I guess I had memories, too, of that old R.E.M. video, the one in black and white where people just abandon their cars in the middle of an L.A. traffic jam and just… walk. No such thing happened that night. There were endless bumper-to-bumper cars up and down Ortigas Avenue, and I guess I got a vague sense of satisfaction knowing I wasn’t pinned down like the rest. But the tradeoffs made it hard to enjoy the moment.

I took a left up Greenmeadows, and at least breathed a little easier, seeing as there were fewer cars and less exhaust. But there was also less lighting. I also nearly stumbled over a few people sleeping on the curb. As if there weren’t enough obstacles for pedestrians already.

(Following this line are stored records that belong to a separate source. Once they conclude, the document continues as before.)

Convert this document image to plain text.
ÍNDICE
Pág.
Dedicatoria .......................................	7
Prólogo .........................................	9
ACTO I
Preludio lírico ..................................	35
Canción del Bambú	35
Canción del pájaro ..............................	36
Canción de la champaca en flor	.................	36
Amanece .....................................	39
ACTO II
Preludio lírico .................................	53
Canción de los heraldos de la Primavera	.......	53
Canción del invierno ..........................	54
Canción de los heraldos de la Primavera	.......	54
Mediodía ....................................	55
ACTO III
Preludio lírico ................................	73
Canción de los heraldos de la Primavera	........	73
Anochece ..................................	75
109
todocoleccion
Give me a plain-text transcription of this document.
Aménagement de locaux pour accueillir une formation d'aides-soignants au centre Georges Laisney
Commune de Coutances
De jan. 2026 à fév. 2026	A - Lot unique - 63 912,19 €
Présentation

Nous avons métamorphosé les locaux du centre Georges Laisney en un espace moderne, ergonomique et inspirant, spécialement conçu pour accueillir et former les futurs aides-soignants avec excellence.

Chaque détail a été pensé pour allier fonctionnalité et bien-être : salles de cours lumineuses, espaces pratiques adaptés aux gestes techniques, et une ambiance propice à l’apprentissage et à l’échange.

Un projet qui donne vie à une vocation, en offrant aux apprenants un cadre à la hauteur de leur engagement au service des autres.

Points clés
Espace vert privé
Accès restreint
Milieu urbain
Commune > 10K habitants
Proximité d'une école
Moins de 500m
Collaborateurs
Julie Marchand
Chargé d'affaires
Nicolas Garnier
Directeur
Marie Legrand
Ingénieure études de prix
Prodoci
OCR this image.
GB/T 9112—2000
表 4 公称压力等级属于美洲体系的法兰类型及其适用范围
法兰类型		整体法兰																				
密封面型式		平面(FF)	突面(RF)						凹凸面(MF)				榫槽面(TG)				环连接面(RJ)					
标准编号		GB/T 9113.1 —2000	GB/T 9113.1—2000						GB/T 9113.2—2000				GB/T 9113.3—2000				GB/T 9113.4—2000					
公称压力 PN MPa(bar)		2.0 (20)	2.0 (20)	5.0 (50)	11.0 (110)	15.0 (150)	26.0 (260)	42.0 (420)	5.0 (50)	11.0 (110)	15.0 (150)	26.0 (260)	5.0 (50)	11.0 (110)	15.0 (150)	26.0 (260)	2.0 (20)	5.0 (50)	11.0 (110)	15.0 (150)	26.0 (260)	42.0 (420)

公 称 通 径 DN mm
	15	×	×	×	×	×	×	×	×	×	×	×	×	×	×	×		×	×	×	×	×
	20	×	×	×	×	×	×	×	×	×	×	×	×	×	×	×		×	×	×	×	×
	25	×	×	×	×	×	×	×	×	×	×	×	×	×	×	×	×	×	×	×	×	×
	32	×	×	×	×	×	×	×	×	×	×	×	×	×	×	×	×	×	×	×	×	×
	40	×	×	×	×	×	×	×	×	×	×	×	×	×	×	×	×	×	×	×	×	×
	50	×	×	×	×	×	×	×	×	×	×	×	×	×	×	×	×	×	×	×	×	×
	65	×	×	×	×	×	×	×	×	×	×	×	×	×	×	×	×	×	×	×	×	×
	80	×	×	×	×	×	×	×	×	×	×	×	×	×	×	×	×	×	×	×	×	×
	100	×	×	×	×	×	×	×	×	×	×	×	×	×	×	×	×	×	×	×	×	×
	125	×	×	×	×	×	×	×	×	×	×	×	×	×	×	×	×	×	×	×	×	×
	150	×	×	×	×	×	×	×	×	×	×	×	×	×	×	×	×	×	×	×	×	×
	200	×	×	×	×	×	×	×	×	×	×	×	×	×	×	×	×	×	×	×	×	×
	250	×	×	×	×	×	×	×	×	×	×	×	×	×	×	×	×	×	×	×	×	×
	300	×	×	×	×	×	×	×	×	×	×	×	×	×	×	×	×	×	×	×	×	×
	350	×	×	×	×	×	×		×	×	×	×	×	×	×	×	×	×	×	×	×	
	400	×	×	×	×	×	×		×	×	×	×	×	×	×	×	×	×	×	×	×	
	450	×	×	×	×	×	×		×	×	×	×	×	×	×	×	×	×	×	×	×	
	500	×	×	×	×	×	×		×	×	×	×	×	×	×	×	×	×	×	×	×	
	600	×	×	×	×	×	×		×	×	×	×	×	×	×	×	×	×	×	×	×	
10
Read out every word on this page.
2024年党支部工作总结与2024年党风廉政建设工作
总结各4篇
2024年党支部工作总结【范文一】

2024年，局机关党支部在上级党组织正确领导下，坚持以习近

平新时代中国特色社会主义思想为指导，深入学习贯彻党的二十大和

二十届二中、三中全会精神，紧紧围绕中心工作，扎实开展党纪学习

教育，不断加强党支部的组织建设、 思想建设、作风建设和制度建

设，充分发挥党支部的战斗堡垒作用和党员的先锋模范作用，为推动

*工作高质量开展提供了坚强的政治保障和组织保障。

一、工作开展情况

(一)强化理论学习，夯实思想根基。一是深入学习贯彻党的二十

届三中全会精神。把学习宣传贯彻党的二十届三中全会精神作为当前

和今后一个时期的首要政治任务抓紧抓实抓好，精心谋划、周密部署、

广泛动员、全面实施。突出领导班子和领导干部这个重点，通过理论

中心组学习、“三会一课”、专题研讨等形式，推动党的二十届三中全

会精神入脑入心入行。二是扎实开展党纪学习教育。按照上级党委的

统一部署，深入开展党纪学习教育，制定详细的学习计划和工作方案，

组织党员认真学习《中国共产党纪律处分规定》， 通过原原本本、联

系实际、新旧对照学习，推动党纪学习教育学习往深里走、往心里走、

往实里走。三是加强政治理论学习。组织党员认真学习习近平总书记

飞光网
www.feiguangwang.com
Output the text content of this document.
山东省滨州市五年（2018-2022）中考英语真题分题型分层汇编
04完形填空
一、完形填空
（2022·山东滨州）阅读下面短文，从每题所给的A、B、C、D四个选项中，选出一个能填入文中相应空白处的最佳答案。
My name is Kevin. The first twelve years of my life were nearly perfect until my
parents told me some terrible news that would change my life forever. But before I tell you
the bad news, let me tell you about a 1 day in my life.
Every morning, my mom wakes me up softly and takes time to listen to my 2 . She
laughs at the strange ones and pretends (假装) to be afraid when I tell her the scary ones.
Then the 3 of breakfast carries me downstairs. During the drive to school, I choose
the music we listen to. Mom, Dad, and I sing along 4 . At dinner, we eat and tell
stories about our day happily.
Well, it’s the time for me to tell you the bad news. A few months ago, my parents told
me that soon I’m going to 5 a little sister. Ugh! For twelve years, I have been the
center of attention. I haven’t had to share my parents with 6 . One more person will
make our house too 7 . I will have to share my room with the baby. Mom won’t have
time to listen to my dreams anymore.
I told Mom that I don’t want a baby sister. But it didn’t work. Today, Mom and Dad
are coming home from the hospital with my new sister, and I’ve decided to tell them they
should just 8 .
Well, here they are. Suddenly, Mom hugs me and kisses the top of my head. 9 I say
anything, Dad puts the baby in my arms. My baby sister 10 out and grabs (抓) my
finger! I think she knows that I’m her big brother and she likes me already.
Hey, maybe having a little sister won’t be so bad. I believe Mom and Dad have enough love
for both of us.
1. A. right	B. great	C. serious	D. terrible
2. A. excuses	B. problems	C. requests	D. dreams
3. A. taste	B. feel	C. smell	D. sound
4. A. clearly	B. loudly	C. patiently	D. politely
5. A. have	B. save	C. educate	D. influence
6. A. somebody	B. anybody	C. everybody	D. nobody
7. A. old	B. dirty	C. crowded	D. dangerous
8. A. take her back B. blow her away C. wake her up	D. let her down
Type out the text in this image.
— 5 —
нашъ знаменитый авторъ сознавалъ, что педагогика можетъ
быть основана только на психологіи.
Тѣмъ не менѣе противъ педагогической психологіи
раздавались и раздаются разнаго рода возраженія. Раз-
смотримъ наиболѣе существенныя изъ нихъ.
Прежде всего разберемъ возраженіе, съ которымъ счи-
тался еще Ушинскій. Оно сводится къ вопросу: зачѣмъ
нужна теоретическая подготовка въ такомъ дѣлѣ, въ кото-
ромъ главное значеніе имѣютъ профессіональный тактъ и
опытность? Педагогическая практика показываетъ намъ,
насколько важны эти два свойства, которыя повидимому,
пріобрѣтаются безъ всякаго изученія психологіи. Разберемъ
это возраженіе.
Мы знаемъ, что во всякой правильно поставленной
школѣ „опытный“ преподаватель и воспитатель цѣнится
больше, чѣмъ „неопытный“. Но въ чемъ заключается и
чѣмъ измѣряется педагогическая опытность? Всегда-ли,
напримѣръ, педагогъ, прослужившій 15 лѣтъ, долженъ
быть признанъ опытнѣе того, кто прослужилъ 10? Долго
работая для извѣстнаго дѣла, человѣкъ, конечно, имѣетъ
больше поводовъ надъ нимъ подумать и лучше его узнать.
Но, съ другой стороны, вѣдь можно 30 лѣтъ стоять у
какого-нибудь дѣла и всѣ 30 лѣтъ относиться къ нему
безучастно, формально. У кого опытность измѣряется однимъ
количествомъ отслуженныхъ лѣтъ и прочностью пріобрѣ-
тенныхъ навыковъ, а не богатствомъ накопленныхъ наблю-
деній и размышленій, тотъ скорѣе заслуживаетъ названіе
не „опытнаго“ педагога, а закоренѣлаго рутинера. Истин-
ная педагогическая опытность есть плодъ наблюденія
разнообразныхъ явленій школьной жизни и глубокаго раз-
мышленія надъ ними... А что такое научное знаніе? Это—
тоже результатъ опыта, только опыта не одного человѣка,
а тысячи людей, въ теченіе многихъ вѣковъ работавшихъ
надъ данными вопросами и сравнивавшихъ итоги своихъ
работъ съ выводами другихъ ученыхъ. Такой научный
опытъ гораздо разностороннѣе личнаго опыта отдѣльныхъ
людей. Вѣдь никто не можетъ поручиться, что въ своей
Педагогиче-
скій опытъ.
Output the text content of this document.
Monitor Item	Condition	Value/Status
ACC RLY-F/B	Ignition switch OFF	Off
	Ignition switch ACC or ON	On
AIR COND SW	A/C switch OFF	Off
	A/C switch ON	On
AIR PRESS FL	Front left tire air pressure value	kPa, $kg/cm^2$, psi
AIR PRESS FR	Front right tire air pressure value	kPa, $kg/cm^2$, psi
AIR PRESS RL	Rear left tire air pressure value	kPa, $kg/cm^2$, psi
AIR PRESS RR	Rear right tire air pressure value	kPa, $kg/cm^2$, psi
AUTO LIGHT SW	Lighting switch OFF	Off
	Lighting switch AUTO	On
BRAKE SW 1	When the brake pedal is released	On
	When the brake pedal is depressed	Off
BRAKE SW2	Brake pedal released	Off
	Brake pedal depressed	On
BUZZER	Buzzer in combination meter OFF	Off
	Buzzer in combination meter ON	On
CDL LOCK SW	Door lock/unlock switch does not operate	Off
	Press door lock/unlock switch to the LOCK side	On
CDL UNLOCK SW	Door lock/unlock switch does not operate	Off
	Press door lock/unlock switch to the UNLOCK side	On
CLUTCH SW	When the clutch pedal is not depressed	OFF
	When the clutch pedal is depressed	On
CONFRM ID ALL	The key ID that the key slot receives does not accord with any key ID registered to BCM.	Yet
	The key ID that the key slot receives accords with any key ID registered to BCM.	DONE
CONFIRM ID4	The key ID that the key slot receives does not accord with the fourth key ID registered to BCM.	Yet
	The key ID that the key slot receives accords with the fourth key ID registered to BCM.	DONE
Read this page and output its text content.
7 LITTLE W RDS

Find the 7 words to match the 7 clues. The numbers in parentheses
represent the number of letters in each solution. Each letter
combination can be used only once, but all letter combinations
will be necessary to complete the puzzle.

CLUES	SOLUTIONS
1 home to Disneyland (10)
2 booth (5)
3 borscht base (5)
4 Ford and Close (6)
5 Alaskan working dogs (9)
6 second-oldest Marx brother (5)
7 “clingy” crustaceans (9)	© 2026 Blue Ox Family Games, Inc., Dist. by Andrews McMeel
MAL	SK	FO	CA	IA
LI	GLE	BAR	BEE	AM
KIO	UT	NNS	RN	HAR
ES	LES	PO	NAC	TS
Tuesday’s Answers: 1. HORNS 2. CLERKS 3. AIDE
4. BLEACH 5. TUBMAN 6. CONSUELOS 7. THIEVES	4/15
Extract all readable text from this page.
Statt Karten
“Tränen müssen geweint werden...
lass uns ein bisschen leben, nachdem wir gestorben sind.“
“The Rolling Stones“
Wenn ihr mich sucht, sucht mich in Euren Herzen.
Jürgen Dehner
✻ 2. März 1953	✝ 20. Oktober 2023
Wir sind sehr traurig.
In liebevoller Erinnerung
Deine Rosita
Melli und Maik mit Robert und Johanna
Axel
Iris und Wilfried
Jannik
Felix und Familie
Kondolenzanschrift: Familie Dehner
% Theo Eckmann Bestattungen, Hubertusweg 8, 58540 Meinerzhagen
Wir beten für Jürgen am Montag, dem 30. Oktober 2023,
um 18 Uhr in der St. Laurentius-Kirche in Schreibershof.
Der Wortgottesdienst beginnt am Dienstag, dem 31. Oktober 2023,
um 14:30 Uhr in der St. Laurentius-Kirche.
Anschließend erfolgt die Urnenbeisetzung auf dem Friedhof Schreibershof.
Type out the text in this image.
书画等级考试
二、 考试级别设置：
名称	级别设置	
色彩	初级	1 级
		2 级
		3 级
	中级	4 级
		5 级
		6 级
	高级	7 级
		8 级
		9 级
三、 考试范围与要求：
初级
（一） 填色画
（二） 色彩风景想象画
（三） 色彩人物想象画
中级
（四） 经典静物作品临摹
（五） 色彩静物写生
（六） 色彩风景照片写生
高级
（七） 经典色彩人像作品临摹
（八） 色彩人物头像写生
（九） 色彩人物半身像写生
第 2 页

I took a shortcut up Temple Drive and tried not to get hit by cars speeding past me to catch the green light at White Plains Avenue. By this point I was sweating, breathing hard more from the accumulating levels of carbon monoxide in my lungs than any actual “exercise” involved.

Unlike Leo DiCaprio in The Revenant, I didn’t feel resurrected upon reaching home. I felt like dying.

When I reached my subdivision gate, I realized there was another small problem: the guards didn’t know me by sight, and I was stumbling my way towards their guard shack on foot. That’s the kind of behavior that’s generally considered “shady.” Fortunately, I had a driver’s license to flash, and it had my correct street address on it, so after a little back and forth, I was allowed to pass inside, and before I tucked the thing back in my wallet, I felt tempted to kiss it. And I reminded myself to have it with me — behind the wheel of a car — from now on.